Showing posts with label sylvia plath archive. Show all posts
Showing posts with label sylvia plath archive. Show all posts

Tuesday, July 15, 2025

Pleased With Everything: Plath Family Papers at Yale

The Plath family has gifted Aurelia and Warren Plath's literary estates to Yale University's Beinecke Library. This donation ended my seven years of being bound by a non-disclosure agreement. 

I saw and photographed Aurelia Plath's estate materials, then privately owned, back in 2018, and despite temptation have kept quiet all this time, praying that the letters, postcards, photo albums, artwork, realia, and Aurelia's journals -- ranged across 22 different notebooks, entries dated 1924 to 1990 -- might not rot in boxes or be auctioned off piece by piece, that the archive would stay whole, a gift to all Plath scholars. I am grateful.

Aurelia's journals for 1963, photographed in 2018. I used the ruler for scale.

In 2018 I spent only two days with the 20-plus boxes of Aurelia's estate so couldn't see every bit, but it included treasures I hope haven't been sold or withheld. We will at last see what Aurelia did not sell to Indiana University or donate to Smith but kept until she died. Yale's archivists are currently processing the materials and told me they expect to finish in autumn. I plan to be there and report to you. I don't expect a mob. This is the stuff Aurelia valued and you know how she has been valued. My impression was that Aurelia was a very critical and love-hungry adult (so was Sylvia) and she could keep a secret.

Remember this is once again Aurelia-curated material. It might or might not alter the narratives we are used to.

Such a thrill, of the sort researchers get! And what a relief. For two days after I learned about this gift to Yale I quivered all over and couldn't sleep or eat. Call me a geek, but I'm a happy one.

Tuesday, September 17, 2019

Smith College Shorthand Transcriptions Now Available

Transcribed into this downloadable Excel file (click the blue "Download" button when you get there) are Aurelia Plath's shorthand annotations on the Sylvia Plath papers in Smith College's Mortimer Rare Book Collection. Mrs. Plath donated her portion of this collection to Smith in December 1983. At that time Mrs. Plath was moving out of her house in Wellesley to an apartment in a brand-new retirement community called North Hill in Needham, Mass.

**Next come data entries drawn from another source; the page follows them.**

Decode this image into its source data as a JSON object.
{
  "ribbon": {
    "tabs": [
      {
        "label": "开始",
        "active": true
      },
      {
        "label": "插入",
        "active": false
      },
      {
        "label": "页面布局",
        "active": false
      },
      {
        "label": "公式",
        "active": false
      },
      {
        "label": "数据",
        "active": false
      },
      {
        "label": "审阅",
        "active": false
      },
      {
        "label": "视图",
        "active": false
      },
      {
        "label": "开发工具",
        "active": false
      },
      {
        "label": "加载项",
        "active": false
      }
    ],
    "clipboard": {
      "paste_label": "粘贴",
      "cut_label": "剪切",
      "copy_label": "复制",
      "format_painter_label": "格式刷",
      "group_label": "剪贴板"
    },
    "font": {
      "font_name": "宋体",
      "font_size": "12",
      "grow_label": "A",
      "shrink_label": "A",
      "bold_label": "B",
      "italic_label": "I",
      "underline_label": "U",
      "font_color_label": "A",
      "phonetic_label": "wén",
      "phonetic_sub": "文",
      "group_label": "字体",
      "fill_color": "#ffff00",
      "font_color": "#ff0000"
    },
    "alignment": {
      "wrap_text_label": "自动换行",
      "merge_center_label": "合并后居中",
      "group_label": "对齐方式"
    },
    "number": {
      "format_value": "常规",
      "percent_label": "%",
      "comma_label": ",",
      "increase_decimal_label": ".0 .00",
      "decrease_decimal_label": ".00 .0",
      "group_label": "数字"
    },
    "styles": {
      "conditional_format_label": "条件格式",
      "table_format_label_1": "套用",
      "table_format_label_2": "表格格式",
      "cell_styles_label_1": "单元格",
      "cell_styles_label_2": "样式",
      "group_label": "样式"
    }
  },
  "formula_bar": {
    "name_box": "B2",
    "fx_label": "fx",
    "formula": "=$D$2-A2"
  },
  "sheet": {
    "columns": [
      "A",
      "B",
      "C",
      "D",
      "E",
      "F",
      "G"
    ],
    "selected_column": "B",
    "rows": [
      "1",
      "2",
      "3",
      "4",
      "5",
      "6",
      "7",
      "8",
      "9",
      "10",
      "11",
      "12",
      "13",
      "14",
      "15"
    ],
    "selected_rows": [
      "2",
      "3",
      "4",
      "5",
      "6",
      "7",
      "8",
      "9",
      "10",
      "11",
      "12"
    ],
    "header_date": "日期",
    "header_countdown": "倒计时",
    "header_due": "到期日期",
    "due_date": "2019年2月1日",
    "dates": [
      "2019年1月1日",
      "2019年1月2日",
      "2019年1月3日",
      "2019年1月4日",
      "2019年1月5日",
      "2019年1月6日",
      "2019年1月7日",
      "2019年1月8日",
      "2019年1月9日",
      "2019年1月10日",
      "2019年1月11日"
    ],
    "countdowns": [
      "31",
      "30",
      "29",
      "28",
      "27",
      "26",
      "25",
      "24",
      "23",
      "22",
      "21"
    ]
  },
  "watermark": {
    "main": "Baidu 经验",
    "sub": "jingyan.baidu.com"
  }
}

Compared with the wealth of shorthand annotations at the Lilly Library, those at Smith are few. I scoured the collection for shorthand and am pretty sure I captured what there is. Mrs. Plath wrote most of her annotations in longhand, but her most emphatic comments -- those she didn't want family members to read -- she wrote in shorthand. My favorite find: At the end of a typescript of the story "Among the Bumblebees," Aurelia wrote, "realistic."